Ab Juli sollen Touristen und Besucher, die in Stuttgart übernachten, drei Euro für die Nacht bezahlen. Das hat der Gemeinderat Stuttgart am Donnerstagabend beschlossen. Die Steuer gilt für Hotel-Buchungen genauso wie für Übernachtungen in AirBnBs. Schülergruppen und Minderjährige müssen keine Übernachtungssteuer zahlen.
Stadt erhofft sich Finanzspritze für den Haushalt
Die Stadt erhofft sich durch die neue Steuer in den kommenden zwei Jahren Einnahmen von rund 15 Millionen Euro - diese sollen in die klamme Haushaltskasse fließen. Denn Stuttgart hat für die kommenden zwei Jahre einen enormen Sparkurs beschlossen.

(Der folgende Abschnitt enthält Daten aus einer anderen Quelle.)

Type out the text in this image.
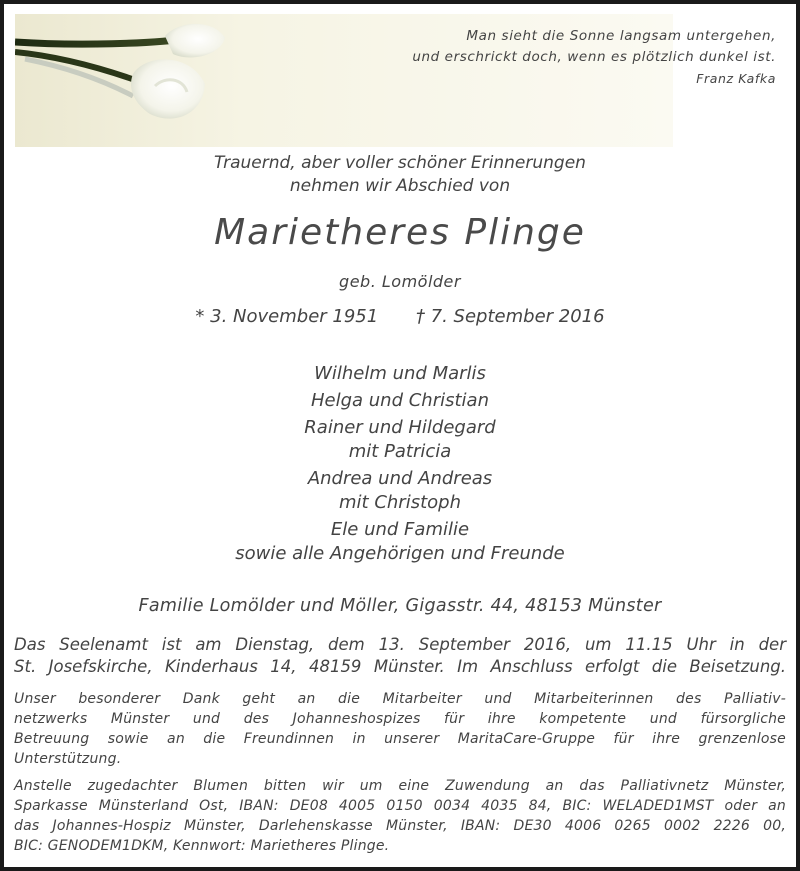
Man sieht die Sonne langsam untergehen,
und erschrickt doch, wenn es plötzlich dunkel ist.
Franz Kafka
Trauernd, aber voller schöner Erinnerungen
nehmen wir Abschied von
Marietheres Plinge
geb. Lomölder
* 3. November 1951 † 7. September 2016
Wilhelm und Marlis
Helga und Christian
Rainer und Hildegard
mit Patricia
Andrea und Andreas
mit Christoph
Ele und Familie
sowie alle Angehörigen und Freunde
Familie Lomölder und Möller, Gigasstr. 44, 48153 Münster
Das Seelenamt ist am Dienstag, dem 13. September 2016, um 11.15 Uhr in der
St. Josefskirche, Kinderhaus 14, 48159 Münster. Im Anschluss erfolgt die Beisetzung.
Unser besonderer Dank geht an die Mitarbeiter und Mitarbeiterinnen des Palliativ-
netzwerks Münster und des Johanneshospizes für ihre kompetente und fürsorgliche
Betreuung sowie an die Freundinnen in unserer MaritaCare-Gruppe für ihre grenzenlose
Unterstützung.
Anstelle zugedachter Blumen bitten wir um eine Zuwendung an das Palliativnetz Münster,
Sparkasse Münsterland Ost, IBAN: DE08 4005 0150 0034 4035 84, BIC: WELADED1MST oder an
das Johannes-Hospiz Münster, Darlehenskasse Münster, IBAN: DE30 4006 0265 0002 2226 00,
BIC: GENODEM1DKM, Kennwort: Marietheres Plinge.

Kita-Gebühren werden steigen Stuttgarter Spar-Haushalt beschlossen: Kürzungen bei Kultur und Sozialem
In Stuttgart wurde nach 12 Stunden Sitzung ein Sparhaushalt verabschiedet. Im Sozialen und bei der Kultur wird gekürzt, und es sollen Rücklagen aufgelöst werden. Wo wird noch gespart?
Übernachtungssteuer sollte schon früher kommen
Geplant war die Übernachtungssteuer schon länger, nun seien auch die rechtlichen Rahmenbedingungen geklärt: "Bereits 2019 hat der Gemeinderat die Vorbereitung einer entsprechenden Abgabe beschlossen. Pandemiebedingte und rechtliche Entwicklungen haben die Umsetzung verzögert - jetzt ist der richtige Zeitpunkt", sagte Finanz-Bürgermeister Thomas Fuhrmann (CDU).
Ende 2028 möchte die Stadt ihr Vorgehen evaluieren. Dabei sollen unter anderem die Höhe des Steuersatzes und alternative Berechnungsmodelle geprüft werden. Und die Stadt möchte dann überlegen, wie die Steuer weiterhin erhoben werden soll.
Stadt möchte außerdem mehr fürs Klima tun
Außerdem hat der Gemeinderat dafür gestimmt, Maßnahmen aus dem Klimamobilitätsplan bis Ende 2030 umzusetzen. Damit bekommt die Stadt eine Landesförderung von 100 Millionen Euro. Damit möchte die Stadt bis 2030 mehrere Projekte angehen: 31 Kilometer neue Radwege schaffen, das Stadtbahnangebot stärken und emissionsfreie Busse einsetzen. Außerdem soll der Stadtbahnbetriebshof in Weilimdorf gestärkt und das Parkraummanagement erweitert werden.